7) One book you wish had never been written?

I’ll let aside the freedom of speech, all texts are good texts argument and play along with this one. I’m gonna go out on a limb and say Plato’s Republic. That book has been the cause of alot of bad government, his ideas of ‘governance by the philosopher king’ sounds nice (maybe) but in practice, everyone always thinks that THEY are the people who should be ‘taking care of everyone else’. Plato also, if i remember correctly, believed that plays etc… should be banned as they only stir up unrest and don’t support the bettermeant of the state. I should add… assuming anyone has gotten this far in this post, that the Socratic Plato is some of my favorite reading.

8) One book you are currently reading?

The one, the only, the incredibly long, fantastically well written (maybe TOO well written, ‘In Search of Lost Time’. (Otherwise known as the Remembrance of things past) I love the novel, but get so caught up in the descriptions i spend more time rereading than I do finishing it.

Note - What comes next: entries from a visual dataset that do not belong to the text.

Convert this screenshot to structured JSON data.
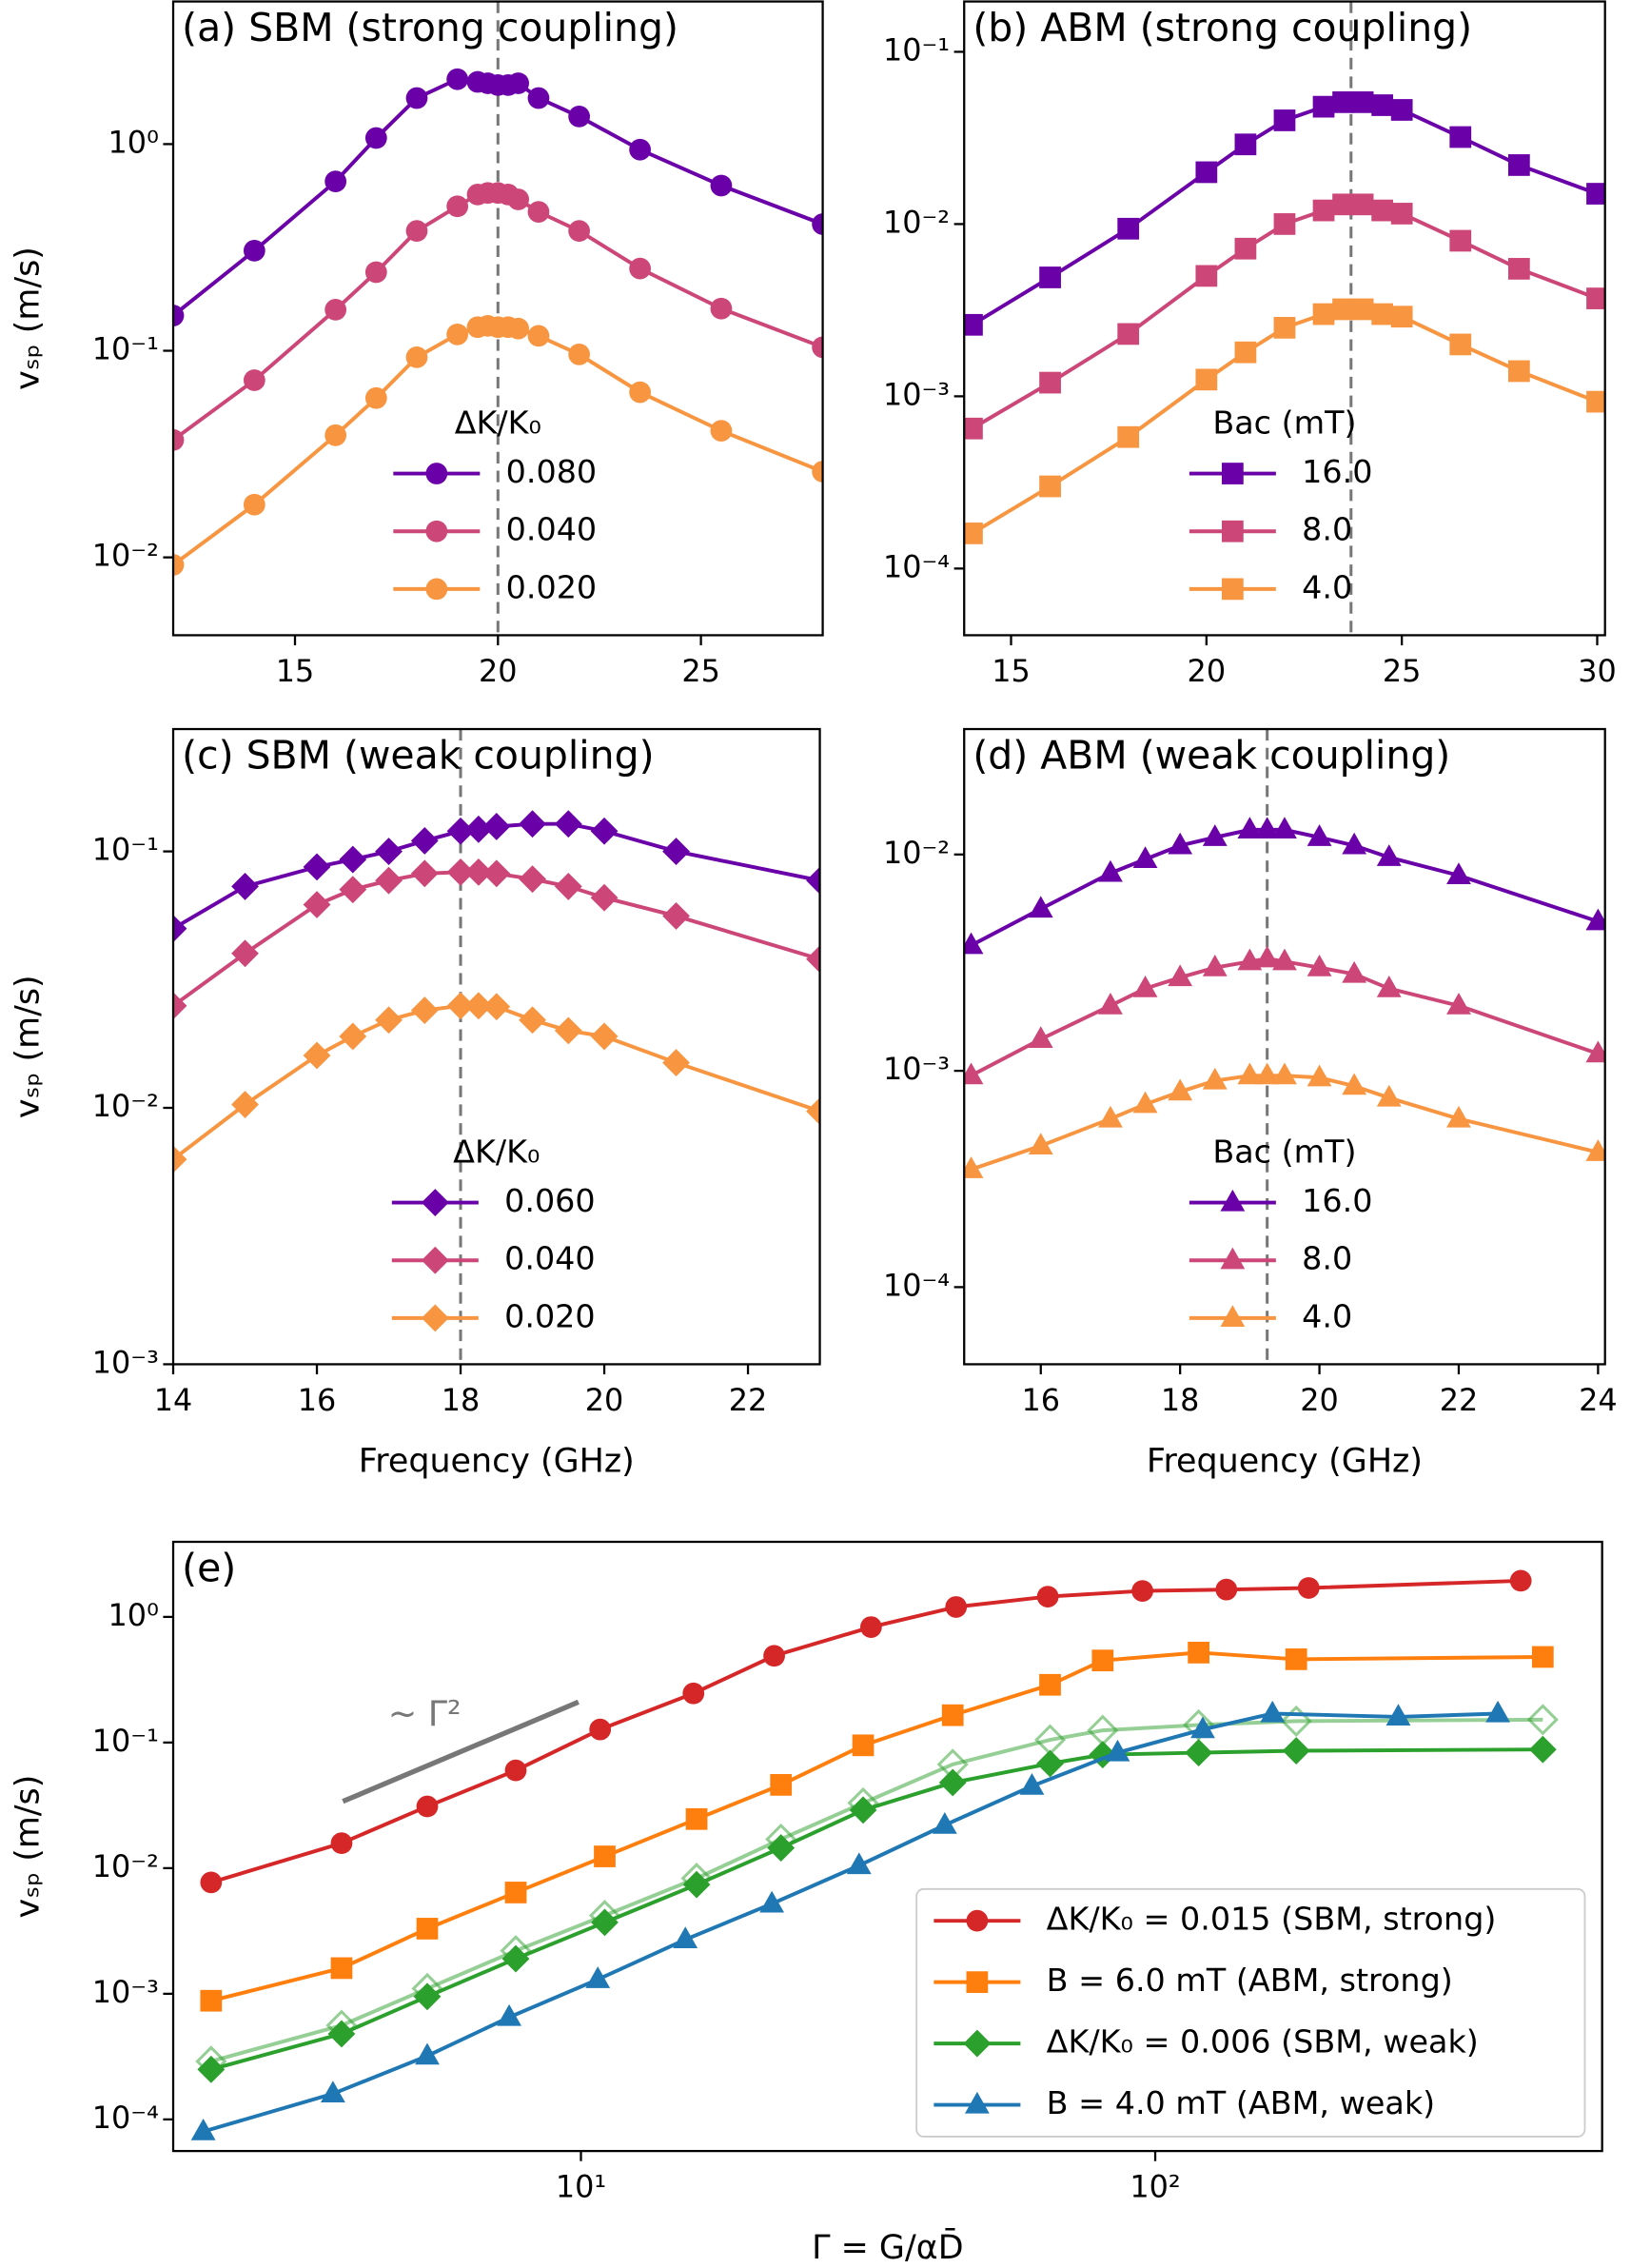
{
  "chart_data": [
    {
      "type": "line",
      "title": "(a) SBM (strong coupling)",
      "ylabel": "vₛₚ (m/s)",
      "x": [
        12,
        14,
        16,
        17,
        18,
        19,
        19.5,
        19.75,
        20,
        20.25,
        20.5,
        21,
        22,
        23.5,
        25.5,
        28
      ],
      "xlim": [
        12,
        28
      ],
      "xticks": [
        15,
        20,
        25
      ],
      "yscale": "log",
      "ylim": [
        0.0042,
        4.9
      ],
      "yticks": [
        {
          "value": 0.01,
          "label": "10⁻²"
        },
        {
          "value": 0.1,
          "label": "10⁻¹"
        },
        {
          "value": 1,
          "label": "10⁰"
        }
      ],
      "marker": "circle",
      "vline": 20,
      "legend_title": "ΔK/K₀",
      "legend": "lower center",
      "series": [
        {
          "name": "0.080",
          "color": "#6a00a8",
          "values": [
            0.148,
            0.305,
            0.66,
            1.07,
            1.67,
            2.06,
            2.0,
            1.97,
            1.93,
            1.93,
            1.97,
            1.67,
            1.36,
            0.94,
            0.63,
            0.41
          ]
        },
        {
          "name": "0.040",
          "color": "#cc4778",
          "values": [
            0.037,
            0.072,
            0.158,
            0.24,
            0.38,
            0.5,
            0.57,
            0.58,
            0.58,
            0.57,
            0.54,
            0.47,
            0.38,
            0.25,
            0.16,
            0.104
          ]
        },
        {
          "name": "0.020",
          "color": "#f89540",
          "values": [
            0.0092,
            0.018,
            0.039,
            0.059,
            0.093,
            0.12,
            0.13,
            0.132,
            0.13,
            0.13,
            0.128,
            0.118,
            0.096,
            0.063,
            0.041,
            0.026
          ]
        }
      ]
    },
    {
      "type": "line",
      "title": "(b) ABM (strong coupling)",
      "x": [
        14,
        16,
        18,
        20,
        21,
        22,
        23,
        23.5,
        24,
        24.5,
        25,
        26.5,
        28,
        30
      ],
      "xlim": [
        13.8,
        30.2
      ],
      "xticks": [
        15,
        20,
        25,
        30
      ],
      "yscale": "log",
      "ylim": [
        4.1e-05,
        0.196
      ],
      "yticks": [
        {
          "value": 0.0001,
          "label": "10⁻⁴"
        },
        {
          "value": 0.001,
          "label": "10⁻³"
        },
        {
          "value": 0.01,
          "label": "10⁻²"
        },
        {
          "value": 0.1,
          "label": "10⁻¹"
        }
      ],
      "marker": "square",
      "vline": 23.7,
      "legend_title": "Bac (mT)",
      "legend": "lower center",
      "series": [
        {
          "name": "16.0",
          "color": "#6a00a8",
          "values": [
            0.0026,
            0.0049,
            0.0094,
            0.02,
            0.029,
            0.04,
            0.048,
            0.051,
            0.051,
            0.049,
            0.046,
            0.032,
            0.022,
            0.015
          ]
        },
        {
          "name": "8.0",
          "color": "#cc4778",
          "values": [
            0.00065,
            0.0012,
            0.0023,
            0.005,
            0.0072,
            0.01,
            0.012,
            0.013,
            0.013,
            0.012,
            0.0115,
            0.008,
            0.0055,
            0.0037
          ]
        },
        {
          "name": "4.0",
          "color": "#f89540",
          "values": [
            0.00016,
            0.0003,
            0.00058,
            0.00125,
            0.0018,
            0.0025,
            0.003,
            0.0032,
            0.0032,
            0.003,
            0.0029,
            0.002,
            0.0014,
            0.00093
          ]
        }
      ]
    },
    {
      "type": "line",
      "title": "(c) SBM (weak coupling)",
      "ylabel": "vₛₚ (m/s)",
      "xlabel": "Frequency (GHz)",
      "x": [
        14,
        15,
        16,
        16.5,
        17,
        17.5,
        18,
        18.25,
        18.5,
        19,
        19.5,
        20,
        21,
        23
      ],
      "xlim": [
        14,
        23
      ],
      "xticks": [
        14,
        16,
        18,
        20,
        22
      ],
      "yscale": "log",
      "ylim": [
        0.001,
        0.3
      ],
      "yticks": [
        {
          "value": 0.001,
          "label": "10⁻³"
        },
        {
          "value": 0.01,
          "label": "10⁻²"
        },
        {
          "value": 0.1,
          "label": "10⁻¹"
        }
      ],
      "marker": "diamond",
      "vline": 18,
      "legend_title": "ΔK/K₀",
      "legend": "lower center",
      "series": [
        {
          "name": "0.060",
          "color": "#6a00a8",
          "values": [
            0.05,
            0.073,
            0.087,
            0.093,
            0.1,
            0.11,
            0.12,
            0.122,
            0.125,
            0.128,
            0.128,
            0.12,
            0.1,
            0.077
          ]
        },
        {
          "name": "0.040",
          "color": "#cc4778",
          "values": [
            0.025,
            0.04,
            0.062,
            0.071,
            0.077,
            0.082,
            0.083,
            0.083,
            0.082,
            0.078,
            0.073,
            0.066,
            0.056,
            0.038
          ]
        },
        {
          "name": "0.020",
          "color": "#f89540",
          "values": [
            0.0063,
            0.0103,
            0.016,
            0.019,
            0.022,
            0.024,
            0.025,
            0.025,
            0.0248,
            0.022,
            0.02,
            0.019,
            0.015,
            0.0097
          ]
        }
      ]
    },
    {
      "type": "line",
      "title": "(d) ABM (weak coupling)",
      "xlabel": "Frequency (GHz)",
      "x": [
        15,
        16,
        17,
        17.5,
        18,
        18.5,
        19,
        19.25,
        19.5,
        20,
        20.5,
        21,
        22,
        24
      ],
      "xlim": [
        14.9,
        24.1
      ],
      "xticks": [
        16,
        18,
        20,
        22,
        24
      ],
      "yscale": "log",
      "ylim": [
        4.4e-05,
        0.038
      ],
      "yticks": [
        {
          "value": 0.0001,
          "label": "10⁻⁴"
        },
        {
          "value": 0.001,
          "label": "10⁻³"
        },
        {
          "value": 0.01,
          "label": "10⁻²"
        }
      ],
      "marker": "triangle",
      "vline": 19.25,
      "legend_title": "Bac (mT)",
      "legend": "lower center",
      "series": [
        {
          "name": "16.0",
          "color": "#6a00a8",
          "values": [
            0.0038,
            0.0056,
            0.0082,
            0.0095,
            0.011,
            0.012,
            0.013,
            0.013,
            0.013,
            0.012,
            0.011,
            0.0097,
            0.008,
            0.0049
          ]
        },
        {
          "name": "8.0",
          "color": "#cc4778",
          "values": [
            0.00095,
            0.0014,
            0.002,
            0.0024,
            0.0027,
            0.003,
            0.0032,
            0.0033,
            0.0032,
            0.003,
            0.0028,
            0.0024,
            0.002,
            0.0012
          ]
        },
        {
          "name": "4.0",
          "color": "#f89540",
          "values": [
            0.00035,
            0.00045,
            0.0006,
            0.0007,
            0.0008,
            0.0009,
            0.00095,
            0.00095,
            0.00095,
            0.00093,
            0.00085,
            0.00075,
            0.0006,
            0.00042
          ]
        }
      ]
    },
    {
      "type": "line",
      "title": "(e)",
      "ylabel": "vₛₚ (m/s)",
      "xlabel": "Γ = G/αD̄",
      "xscale": "log",
      "xlim": [
        1.95,
        600
      ],
      "xticks": [
        {
          "value": 10,
          "label": "10¹"
        },
        {
          "value": 100,
          "label": "10²"
        }
      ],
      "yscale": "log",
      "ylim": [
        5.6e-05,
        3.96
      ],
      "yticks": [
        {
          "value": 0.0001,
          "label": "10⁻⁴"
        },
        {
          "value": 0.001,
          "label": "10⁻³"
        },
        {
          "value": 0.01,
          "label": "10⁻²"
        },
        {
          "value": 0.1,
          "label": "10⁻¹"
        },
        {
          "value": 1,
          "label": "10⁰"
        }
      ],
      "legend": "lower right",
      "guide": {
        "x": [
          3.85,
          9.9
        ],
        "y": [
          0.034,
          0.21
        ],
        "label": "~ Γ²",
        "color": "#777777"
      },
      "series": [
        {
          "name": "ΔK/K₀ = 0.015 (SBM, strong)",
          "color": "#d62728",
          "marker": "circle",
          "x": [
            2.27,
            3.83,
            5.4,
            7.7,
            10.8,
            15.7,
            21.7,
            32,
            45,
            65,
            95,
            133,
            185,
            433
          ],
          "values": [
            0.0077,
            0.0158,
            0.031,
            0.06,
            0.127,
            0.246,
            0.49,
            0.83,
            1.2,
            1.45,
            1.61,
            1.65,
            1.7,
            1.94
          ]
        },
        {
          "name": "B = 6.0 mT  (ABM, strong)",
          "color": "#ff7f0e",
          "marker": "square",
          "x": [
            2.27,
            3.83,
            5.4,
            7.7,
            11,
            15.9,
            22.3,
            31,
            44.4,
            65.6,
            81,
            119,
            176,
            473
          ],
          "values": [
            0.00088,
            0.0016,
            0.0033,
            0.0064,
            0.0124,
            0.0246,
            0.046,
            0.095,
            0.165,
            0.288,
            0.45,
            0.52,
            0.46,
            0.48
          ]
        },
        {
          "color": "#2ca02c",
          "alpha": 0.5,
          "marker": "diamond",
          "marker_fill": "none",
          "x": [
            2.27,
            3.83,
            5.4,
            7.7,
            11,
            15.9,
            22.3,
            31,
            44.4,
            65.6,
            81,
            119,
            176,
            473
          ],
          "values": [
            0.00029,
            0.00056,
            0.0011,
            0.0022,
            0.0042,
            0.0083,
            0.017,
            0.033,
            0.067,
            0.105,
            0.125,
            0.138,
            0.148,
            0.152
          ]
        },
        {
          "name": "ΔK/K₀ = 0.006 (SBM, weak)",
          "color": "#2ca02c",
          "marker": "diamond",
          "x": [
            2.27,
            3.83,
            5.4,
            7.7,
            11,
            15.9,
            22.3,
            31,
            44.4,
            65.6,
            81,
            119,
            176,
            473
          ],
          "values": [
            0.00025,
            0.00048,
            0.00095,
            0.0019,
            0.0037,
            0.0074,
            0.0145,
            0.029,
            0.048,
            0.068,
            0.08,
            0.083,
            0.086,
            0.088
          ]
        },
        {
          "name": "B = 4.0 mT (ABM, weak)",
          "color": "#1f77b4",
          "marker": "triangle",
          "x": [
            2.2,
            3.7,
            5.4,
            7.5,
            10.7,
            15.2,
            21.5,
            30.5,
            43,
            61,
            86,
            121,
            160,
            265,
            395
          ],
          "values": [
            8e-05,
            0.00016,
            0.00032,
            0.00065,
            0.0013,
            0.0027,
            0.0052,
            0.0105,
            0.022,
            0.045,
            0.083,
            0.127,
            0.17,
            0.16,
            0.17
          ]
        }
      ]
    }
  ]
}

If you’re not familiar with it, read through some of those amazon reviews… no need for me to gush.

9) One book you have been meaning to read?

Too much stuff to catelog. Let’s say Ulysses, Deleuze and that damn friedman book that i feel like i know cover to cover but have not read.

10) Now tag five people.

Again, too many people to name. I’ll say bonnie stewart, by partner and best pal. Let’s try , Josie Fraser, bud hunt, Michael Feldstein and Leigh Blackall. There are bunches more, but some, like Barbara Ganley have been picked already :(. cheerio.